Vincent Charles Henri d'Etchegoyen est un homme politique français né le à Paris et décédé le à Richmond (Royaume-Uni).

Famille et origines

Le Vicomte Vincent Charles Henri d'Etchegoyen, issu d'une famille basque du Labourd, était le fils de Jean-Louis Bernard d'Etchegoyen (1762-1841), gentilhomme ordinaire de la chambre du roi, banquier à Paris, et de Marie-Caroline Gouraud de Bellevue, dont la mère Marthe Drouillard de Lamarre était remariée au comte Daniel Charles O'Connell (en) (1745-1833). Son père possédait le château de Chaumont-sur-Loire, dans le Loir-et-Cher, et avait des opinions libérales[1].

Il avait un frère ainé, Louis Charles Daniel d'Etchegoyen (1807-1835), héritier de son parrain le comte O'Connell et autorisé par ordonnance du 28 septembre 1825, à ajouter ce nom à son patronyme, qui fut créé vicomte d'Etchegoyen-O'Connell à titre personnel, par ordonnance du 27 décembre 1829. Marié à Félicité de Louvencourt, il n'eut aucune postérité.
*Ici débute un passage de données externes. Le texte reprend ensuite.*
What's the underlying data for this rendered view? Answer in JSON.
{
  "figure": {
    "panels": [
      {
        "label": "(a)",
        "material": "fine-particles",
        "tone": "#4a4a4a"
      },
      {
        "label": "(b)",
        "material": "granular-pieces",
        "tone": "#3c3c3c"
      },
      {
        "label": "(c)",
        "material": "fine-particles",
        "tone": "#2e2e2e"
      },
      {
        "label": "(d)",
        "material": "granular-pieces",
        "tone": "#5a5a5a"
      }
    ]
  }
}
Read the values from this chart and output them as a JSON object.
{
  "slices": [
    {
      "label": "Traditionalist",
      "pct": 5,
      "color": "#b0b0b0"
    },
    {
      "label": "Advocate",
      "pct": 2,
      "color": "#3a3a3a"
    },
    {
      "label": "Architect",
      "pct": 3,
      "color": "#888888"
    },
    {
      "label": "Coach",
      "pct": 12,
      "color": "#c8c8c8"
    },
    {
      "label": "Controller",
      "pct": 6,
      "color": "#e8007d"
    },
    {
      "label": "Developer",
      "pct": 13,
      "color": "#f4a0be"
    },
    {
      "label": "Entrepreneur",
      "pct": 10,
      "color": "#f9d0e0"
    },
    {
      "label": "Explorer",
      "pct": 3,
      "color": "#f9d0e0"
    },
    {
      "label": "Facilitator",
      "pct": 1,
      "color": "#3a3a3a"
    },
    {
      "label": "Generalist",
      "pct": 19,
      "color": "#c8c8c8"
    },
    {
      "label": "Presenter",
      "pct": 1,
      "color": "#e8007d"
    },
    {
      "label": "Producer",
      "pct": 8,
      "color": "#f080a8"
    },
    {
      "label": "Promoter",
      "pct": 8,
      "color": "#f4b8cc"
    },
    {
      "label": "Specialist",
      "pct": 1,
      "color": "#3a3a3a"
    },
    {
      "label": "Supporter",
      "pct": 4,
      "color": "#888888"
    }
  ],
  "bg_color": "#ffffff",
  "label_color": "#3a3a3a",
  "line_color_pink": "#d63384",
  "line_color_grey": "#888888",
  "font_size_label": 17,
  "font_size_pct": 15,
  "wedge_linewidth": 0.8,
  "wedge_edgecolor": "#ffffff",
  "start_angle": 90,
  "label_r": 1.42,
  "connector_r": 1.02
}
Devenue veuve, cette dernière épousa son beau-frère Philippe Isidore d'Ibarrart.

Sa demi-sœur aînée, Anne Suzanne Zoé d'Etchegoyen (1798-1825), fille de Jean Louis Bernard et de sa première épouse Marie Goyenetche, avait en effet épousé le même Philippe Isidore d'Ibarrart, député.

Vincent Charles Henri d'Etchegoyen est issu d'une famille libérale[2],[3].

Opposant au Second Empire

Il désigné par les comités républicains pour représenter les socialistes[4] à l’élection législative partielle pour remplaçer François Cantagrel, déchu de son mandat pour sa participation à la journée du 13 juin 1849, qui s'était réfugié en Belgique[1]. D'après eux, était sympathique aux agriculteurs parce que très grand propriétaire (sa famille possédait un domaine de 1 100 hectares à Chaumont-sur-Loire)[5], et malgré cela Prosélyte ardent des théories démocratiques les plus avancées. François Cantagrel lui apporte son soutien[6] en se remémorant qu'ils avaient conjointement mené sa campagne électorale lors des Élections législatives françaises de 1849[4].

Dans sa profession de foi[3], il se déclare partisan : de l'impôt proportionnel ; de la gratuité de l'enseignement primaire ; de la distribution du crédit par une banque nationale ; du droit au travail qui est « le droit aux moyens d'exister ; tout gouvernement doit reconnaître à chaque citoyen le droit aux instruments de travail, dont le plus noble est l'intelligence ».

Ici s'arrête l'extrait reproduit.